Кругом возлюбленные лица,
вокруг родимая земля.
И дети будут веселиться,
проказничая и шаля.
И пенье птиц и листьев шорох, —
не вопреки — благодаря!
И моментально, словно порох,
воспламенится вдруг заря.
Когда угомонятся дети —
безмолвие наступит на
несуществующей планете,
где продолжается война.
* * *
Когда я задержал
дыхание — не стало:
правительств и держав,
любви и пьедестала.
Пока равны нулю
и боги и дехкане —
я не возобновлю
проклятое дыханье.
Пока они опять
свои закрыли веки —
им течь навеки вспять
и высыхать, как реки.
А значит — поделом,
а, стало быть — за дело
произошедший слом
того, что прежде пело.
И не найти концов —
они с водой исчезли:
удодов и скворцов
не отменяя песни.
Которые звучат,
как тишина в Гохране,
возобновляя чат
бессмертного дыханья.
* * *
Конечно — это не моё
собачье дело,
что ранним утром вороньё
не улетело.
Что никуда из этих мест,
что здесь — навеки, —
не променяет Nord на West,
как русло реки.
Другие улетают, а
они — дурёхи
облюбовали дерева
и мрак эпохи.
Ночей свидетели и дней
неочевидцы.
И, чем прекрасней — тем страшней
военных лица.
И вороньё не смотрит вверх,
а только долу.
А в небе птичий фейерверк
подобен Полу.
Парк предиюльский обнажён
ещё до срока.
— Give Peace a Chance, конечно, Джон?
— Не знаю, Йоко.
* * *
Спасибо деду за «Победу»,
Италии за «Жигули».
Я — безлошадный.
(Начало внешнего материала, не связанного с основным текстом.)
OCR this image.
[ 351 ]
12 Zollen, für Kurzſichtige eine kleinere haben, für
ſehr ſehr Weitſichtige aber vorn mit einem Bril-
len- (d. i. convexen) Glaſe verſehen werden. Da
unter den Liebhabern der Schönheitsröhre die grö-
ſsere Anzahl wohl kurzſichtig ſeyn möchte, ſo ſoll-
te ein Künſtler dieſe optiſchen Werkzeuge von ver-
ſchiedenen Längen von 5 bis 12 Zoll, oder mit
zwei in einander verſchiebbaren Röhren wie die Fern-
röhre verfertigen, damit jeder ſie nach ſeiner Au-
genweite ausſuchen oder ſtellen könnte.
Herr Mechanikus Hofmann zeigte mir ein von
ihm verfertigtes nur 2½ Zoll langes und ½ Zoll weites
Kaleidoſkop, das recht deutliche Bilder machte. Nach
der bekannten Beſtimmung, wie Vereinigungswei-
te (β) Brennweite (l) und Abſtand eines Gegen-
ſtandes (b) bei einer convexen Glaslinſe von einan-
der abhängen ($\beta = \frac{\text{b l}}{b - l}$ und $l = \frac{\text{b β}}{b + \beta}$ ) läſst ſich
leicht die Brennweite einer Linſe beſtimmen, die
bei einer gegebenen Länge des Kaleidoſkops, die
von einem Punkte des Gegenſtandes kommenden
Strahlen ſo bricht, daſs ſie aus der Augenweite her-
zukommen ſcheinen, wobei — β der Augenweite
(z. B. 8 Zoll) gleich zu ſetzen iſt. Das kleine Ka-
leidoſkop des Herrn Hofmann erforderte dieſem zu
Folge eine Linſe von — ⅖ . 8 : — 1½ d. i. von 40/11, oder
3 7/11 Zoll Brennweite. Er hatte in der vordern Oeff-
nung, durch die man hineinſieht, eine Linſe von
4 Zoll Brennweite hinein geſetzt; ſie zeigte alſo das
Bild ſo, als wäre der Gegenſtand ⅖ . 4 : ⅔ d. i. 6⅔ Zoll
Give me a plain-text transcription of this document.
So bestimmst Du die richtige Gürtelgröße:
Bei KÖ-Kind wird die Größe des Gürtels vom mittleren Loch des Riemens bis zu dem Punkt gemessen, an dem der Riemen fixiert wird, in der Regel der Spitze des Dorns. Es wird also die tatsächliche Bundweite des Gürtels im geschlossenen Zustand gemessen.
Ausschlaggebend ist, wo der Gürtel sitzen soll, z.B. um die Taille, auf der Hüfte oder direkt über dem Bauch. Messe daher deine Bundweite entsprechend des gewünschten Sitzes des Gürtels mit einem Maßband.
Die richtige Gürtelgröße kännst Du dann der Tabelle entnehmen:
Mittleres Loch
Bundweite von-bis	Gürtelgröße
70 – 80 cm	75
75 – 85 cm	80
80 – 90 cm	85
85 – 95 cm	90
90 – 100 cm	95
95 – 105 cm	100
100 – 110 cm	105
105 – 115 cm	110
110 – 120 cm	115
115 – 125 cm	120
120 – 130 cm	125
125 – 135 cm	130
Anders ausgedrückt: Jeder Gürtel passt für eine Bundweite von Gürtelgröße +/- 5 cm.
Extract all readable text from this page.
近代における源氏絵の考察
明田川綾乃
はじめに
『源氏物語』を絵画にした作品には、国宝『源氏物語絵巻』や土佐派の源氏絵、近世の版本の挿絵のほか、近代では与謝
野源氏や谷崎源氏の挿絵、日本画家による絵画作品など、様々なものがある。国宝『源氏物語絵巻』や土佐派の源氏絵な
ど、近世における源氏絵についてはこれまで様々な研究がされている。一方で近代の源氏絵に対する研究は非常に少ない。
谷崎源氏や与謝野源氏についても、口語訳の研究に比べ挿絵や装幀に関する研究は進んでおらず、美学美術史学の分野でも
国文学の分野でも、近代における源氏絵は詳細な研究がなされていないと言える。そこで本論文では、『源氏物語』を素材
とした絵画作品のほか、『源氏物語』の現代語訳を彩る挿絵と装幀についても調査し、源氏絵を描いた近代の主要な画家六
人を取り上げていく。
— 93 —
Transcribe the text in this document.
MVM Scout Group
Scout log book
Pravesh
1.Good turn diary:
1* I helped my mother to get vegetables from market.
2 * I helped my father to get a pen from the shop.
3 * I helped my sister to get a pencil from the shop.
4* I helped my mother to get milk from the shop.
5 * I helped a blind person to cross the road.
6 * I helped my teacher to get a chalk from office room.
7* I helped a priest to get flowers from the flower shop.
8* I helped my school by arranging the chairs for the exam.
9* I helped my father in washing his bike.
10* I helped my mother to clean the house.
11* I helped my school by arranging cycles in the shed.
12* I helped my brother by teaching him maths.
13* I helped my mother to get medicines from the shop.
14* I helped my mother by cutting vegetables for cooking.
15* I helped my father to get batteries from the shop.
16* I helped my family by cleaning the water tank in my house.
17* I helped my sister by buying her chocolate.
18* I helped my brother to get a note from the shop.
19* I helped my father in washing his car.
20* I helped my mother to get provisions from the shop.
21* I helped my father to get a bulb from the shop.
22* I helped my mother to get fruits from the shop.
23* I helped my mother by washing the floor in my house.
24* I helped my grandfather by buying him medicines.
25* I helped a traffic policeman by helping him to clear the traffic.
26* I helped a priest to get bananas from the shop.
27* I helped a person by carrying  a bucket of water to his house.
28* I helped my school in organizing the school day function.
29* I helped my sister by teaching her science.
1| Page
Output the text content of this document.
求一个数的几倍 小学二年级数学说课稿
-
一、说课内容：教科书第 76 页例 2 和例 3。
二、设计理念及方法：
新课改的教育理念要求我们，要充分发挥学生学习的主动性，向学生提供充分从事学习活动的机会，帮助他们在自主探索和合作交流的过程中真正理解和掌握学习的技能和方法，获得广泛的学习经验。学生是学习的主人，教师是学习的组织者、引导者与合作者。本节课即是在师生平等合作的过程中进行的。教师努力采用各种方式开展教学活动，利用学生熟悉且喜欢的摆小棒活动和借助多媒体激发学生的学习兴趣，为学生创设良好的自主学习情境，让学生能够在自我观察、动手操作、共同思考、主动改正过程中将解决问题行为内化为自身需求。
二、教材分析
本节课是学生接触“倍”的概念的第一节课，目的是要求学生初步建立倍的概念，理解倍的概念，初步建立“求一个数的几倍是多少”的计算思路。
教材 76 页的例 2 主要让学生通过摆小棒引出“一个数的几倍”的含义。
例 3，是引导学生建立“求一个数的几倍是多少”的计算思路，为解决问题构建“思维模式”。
Я уеду
на велике на край земли.
И в том краю уже бескрайнем,
как бездны светлой на краю —
я просыпаюсь утром ранним
и на два голоса пою.
Я — соловьиный и вороний,
доброжелательный и злой…
И навсегда потусторонний
раздваиваюсь под пилой.
Участвуя в бездарной драме,
промолвлю, стоя на кону:
— За прошлое — спасибо маме!
За будущее — никому!
Я — настоящим был и не был, —
я — лишь подобие себя
под этим левантийским небом,
другие небеса любя.
Я изменить не в силах это,
да и, пожалуй, не хочу,
в штаны накладывая вето
и в пояс кланяясь грачу.
* * *
Что ж, память посылая на —
мы стали снами.
И не закончится война
России с нами.
И мы погибнем — я и ты
за дело горя —
заложниками немоты
живя у моря.
* * *
Кто бы сомневался, — он, конечно,
он во всём, конечно, виноват,
что душа — давно и безутешно,
как Орфей облюбовала ад.
Только Пушкин виноват, – ещё бы!
только он — пока войны страда:
боли среднерусские сугробы
не растают в поле никогда.
Только Пушкин виноват, как птица,
а внизу — июньская река:
он уже не в силах приземлиться,
и его дорога далека.
Он летит, и нет ему предела,
пустоту и невозможность зля.
И рыдает оболочка тела,
как осиротевшая Земля.
* * *
На утешение пародия —
империя любви и зла:
моя возлюбленная родина,
которая, как жизнь, мала.
Как облако на небе — белая, —
(ты не поверишь — тоже Русь!)
героем Оруэлла-Мелвилла
из позапрошлого вернусь.
Вдоль Пушкинской, свернув на Кирова,
на площадь Ленина приду
и вместо серого и сирого —
увижу райский сад в аду.
Вернулся из огня да в полымя —
через года, через моря…
Но не узнает ни за что меня
чужая родина моя.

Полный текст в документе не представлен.